In Ohio, volunteers have traveled by van to nine cities, registering 3,500 black voters.
In Georgia, a group has helped more than 100 Atlanta homeless shelter residents get photo IDs in the last month.
And in 33 Florida counties, hundreds of black churches are moving their "souls to the polls" early voting campaign to Sunday, Oct. 28, after election laws eliminated Sunday voting on the weekend before Election Day and imposed other restrictions as well.
"We're asking churches if they will stand together and continue to make the statement that you will not suppress our vote," said Salandra Benton of Titusville, Fla., head of the Florida affiliate of the National Coalition on Black Civic Participation.
The federal courts already have weighed in, striking down a Texas voter ID law because it would have hurt minorities and placed "strict, unforgiving burdens on the poor." A South Carolina law is being challenged as well.
In Philadelphia, more than 140 organizations have formed the Pennsylvania Voter ID Coalition to help residents prepare for the new law, which is also under legal challenge.
When 53-year-old Gregory Jackson of Portland, Ore., heard that 750,000 Pennsylvanians may lack the required ID, he took a week of vacation and flew to Philadelphia to help with voter outreach.

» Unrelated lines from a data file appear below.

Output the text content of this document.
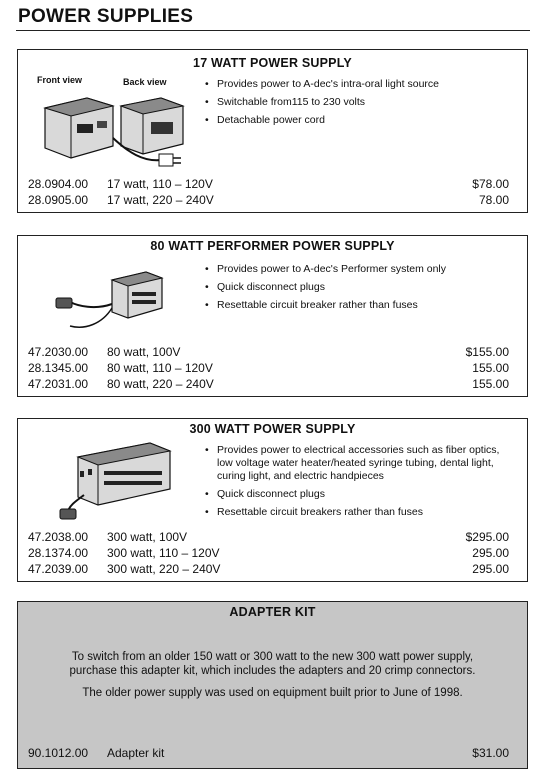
POWER SUPPLIES
17 WATT POWER SUPPLY
Front view	Back view
•	Provides power to A-dec's intra-oral light source
• Switchable from115 to 230 volts
• Detachable power cord
28.0904.00	17 watt, 110 – 120V	$78.00
28.0905.00	17 watt, 220 – 240V	78.00
80 WATT PERFORMER POWER SUPPLY
• Provides power to A-dec's Performer system only
• Quick disconnect plugs
• Resettable circuit breaker rather than fuses
47.2030.00	80 watt, 100V	$155.00
28.1345.00	80 watt, 110 – 120V	155.00
47.2031.00	80 watt, 220 – 240V	155.00
300 WATT POWER SUPPLY
• Provides power to electrical accessories such as fiber optics, low voltage water heater/heated syringe tubing, dental light, curing light, and electric handpieces
• Quick disconnect plugs
• Resettable circuit breakers rather than fuses
47.2038.00	300 watt, 100V	$295.00
28.1374.00	300 watt, 110 – 120V	295.00
47.2039.00	300 watt, 220 – 240V	295.00
ADAPTER KIT
To switch from an older 150 watt or 300 watt to the new 300 watt power supply, purchase this adapter kit, which includes the adapters and 20 crimp connectors.
The older power supply was used on equipment built prior to June of 1998.
90.1012.00	Adapter kit	$31.00
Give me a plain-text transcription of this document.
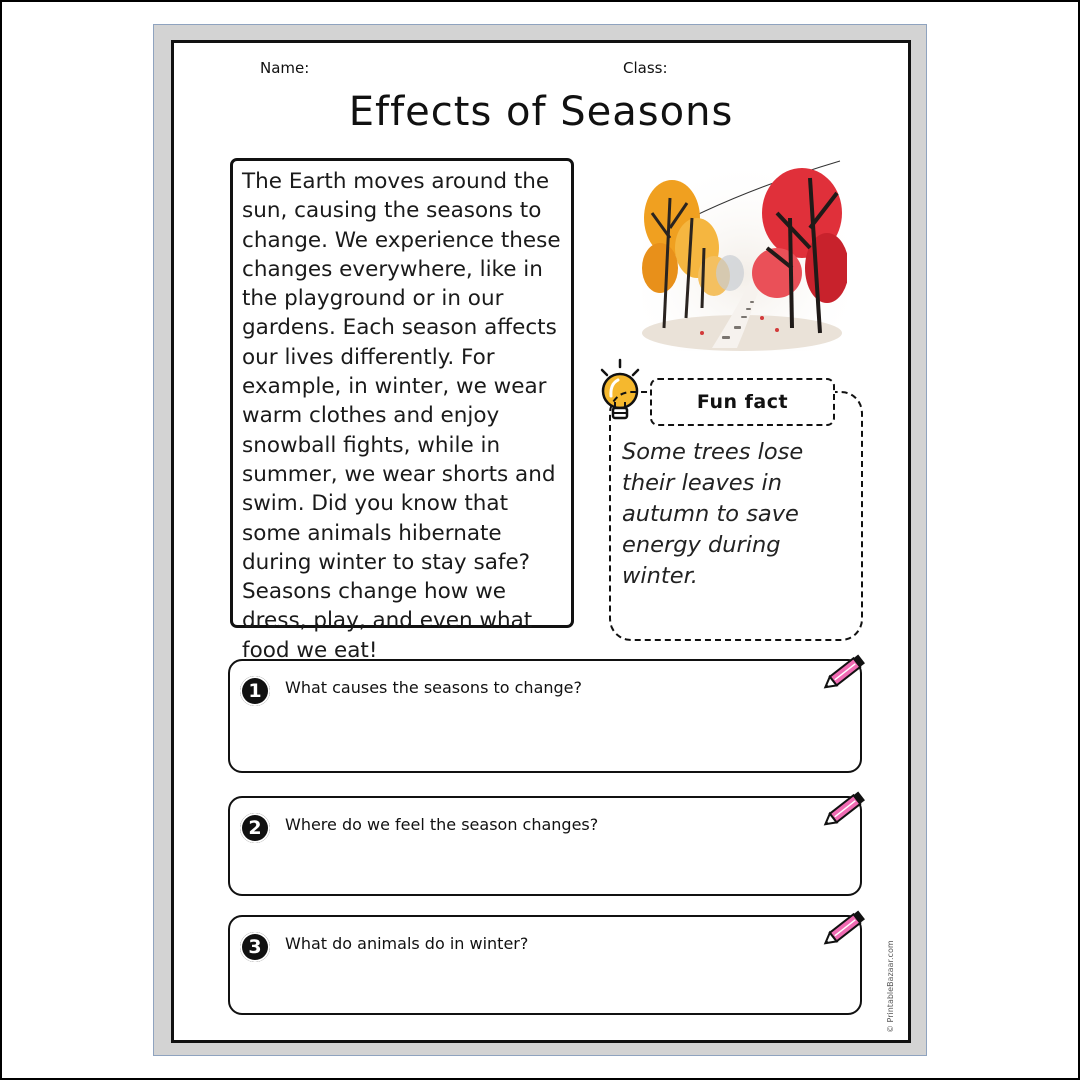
Name:	Class:
Effects of Seasons

The Earth moves around the sun, causing the seasons to change. We experience these changes everywhere, like in the playground or in our gardens. Each season affects our lives differently. For example, in winter, we wear warm clothes and enjoy snowball fights, while in summer, we wear shorts and swim. Did you know that some animals hibernate during winter to stay safe? Seasons change how we dress, play, and even what food we eat!

Fun fact

Some trees lose their leaves in autumn to save energy during winter.

1	What causes the seasons to change?
2	Where do we feel the season changes?
3	What do animals do in winter?	© PrintableBazaar.com
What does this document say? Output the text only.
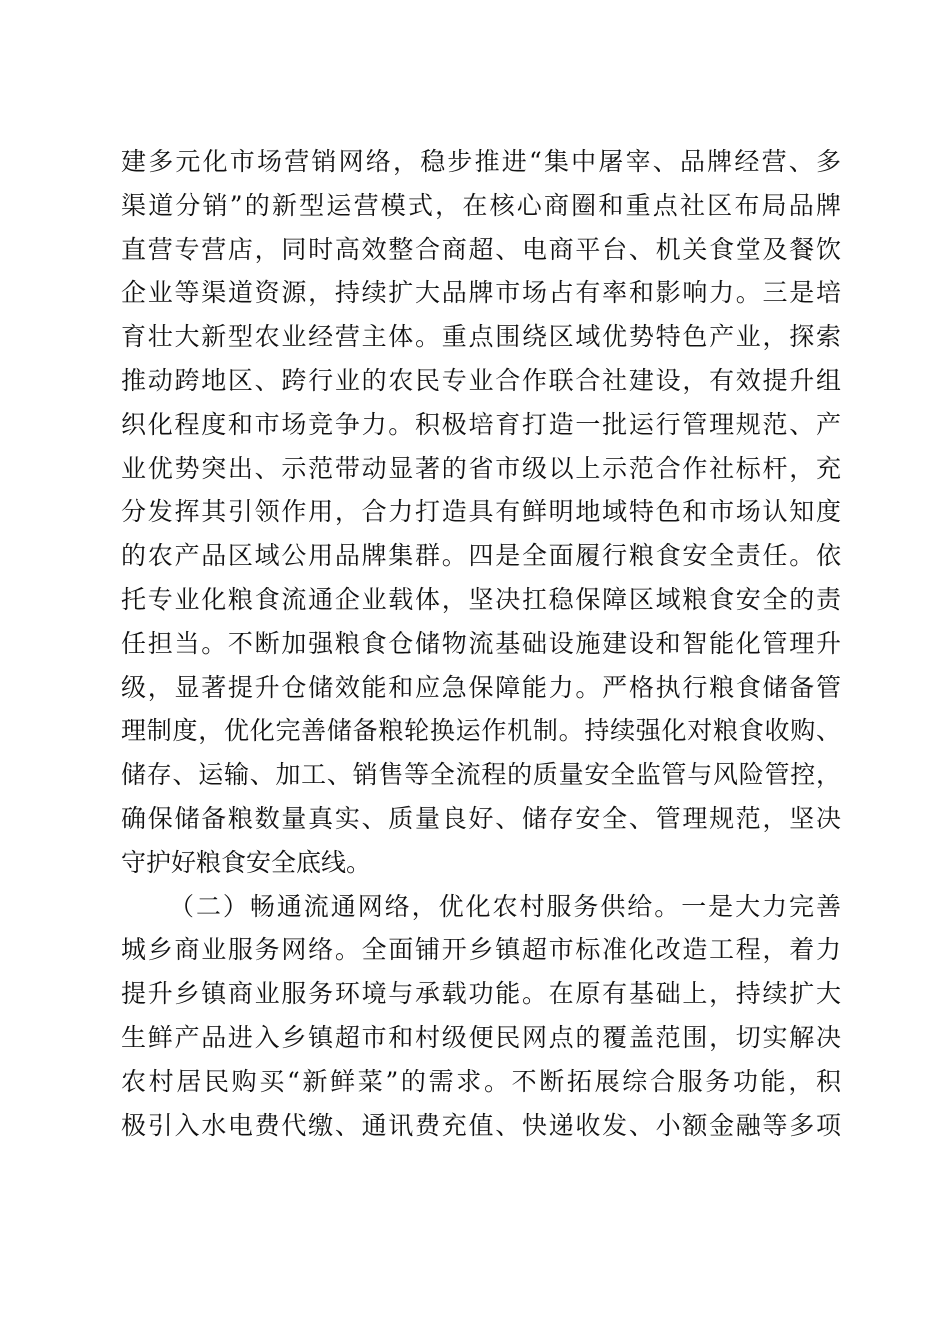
建多元化市场营销网络，稳步推进“集中屠宰、品牌经营、多
渠道分销”的新型运营模式，在核心商圈和重点社区布局品牌
直营专营店，同时高效整合商超、电商平台、机关食堂及餐饮
企业等渠道资源，持续扩大品牌市场占有率和影响力。三是培
育壮大新型农业经营主体。重点围绕区域优势特色产业，探索
推动跨地区、跨行业的农民专业合作联合社建设，有效提升组
织化程度和市场竞争力。积极培育打造一批运行管理规范、产
业优势突出、示范带动显著的省市级以上示范合作社标杆，充
分发挥其引领作用，合力打造具有鲜明地域特色和市场认知度
的农产品区域公用品牌集群。四是全面履行粮食安全责任。依
托专业化粮食流通企业载体，坚决扛稳保障区域粮食安全的责
任担当。不断加强粮食仓储物流基础设施建设和智能化管理升
级，显著提升仓储效能和应急保障能力。严格执行粮食储备管
理制度，优化完善储备粮轮换运作机制。持续强化对粮食收购、
储存、运输、加工、销售等全流程的质量安全监管与风险管控，
确保储备粮数量真实、质量良好、储存安全、管理规范，坚决
守护好粮食安全底线。
（二）畅通流通网络，优化农村服务供给。一是大力完善
城乡商业服务网络。全面铺开乡镇超市标准化改造工程，着力
提升乡镇商业服务环境与承载功能。在原有基础上，持续扩大
生鲜产品进入乡镇超市和村级便民网点的覆盖范围，切实解决
农村居民购买“新鲜菜”的需求。不断拓展综合服务功能，积
极引入水电费代缴、通讯费充值、快递收发、小额金融等多项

An energy efficiency specialist, he spent a week stuffing information packets, attending voter education events, registering voters at a soup kitchen and soliciting volunteers for coalition events.
Jackson and an NAACP worker helped nearly 150 people register to vote, while making sure they had the proper identification. He left town with a hoarse voice but a sense of satisfaction.
"I talked to a lot of people," Jackson said. "There were a lot who just flat out said they weren't going to vote ... because their vote's not heard. And we turned a bunch of those people around and got them to register and got them to commit to getting their valid IDs."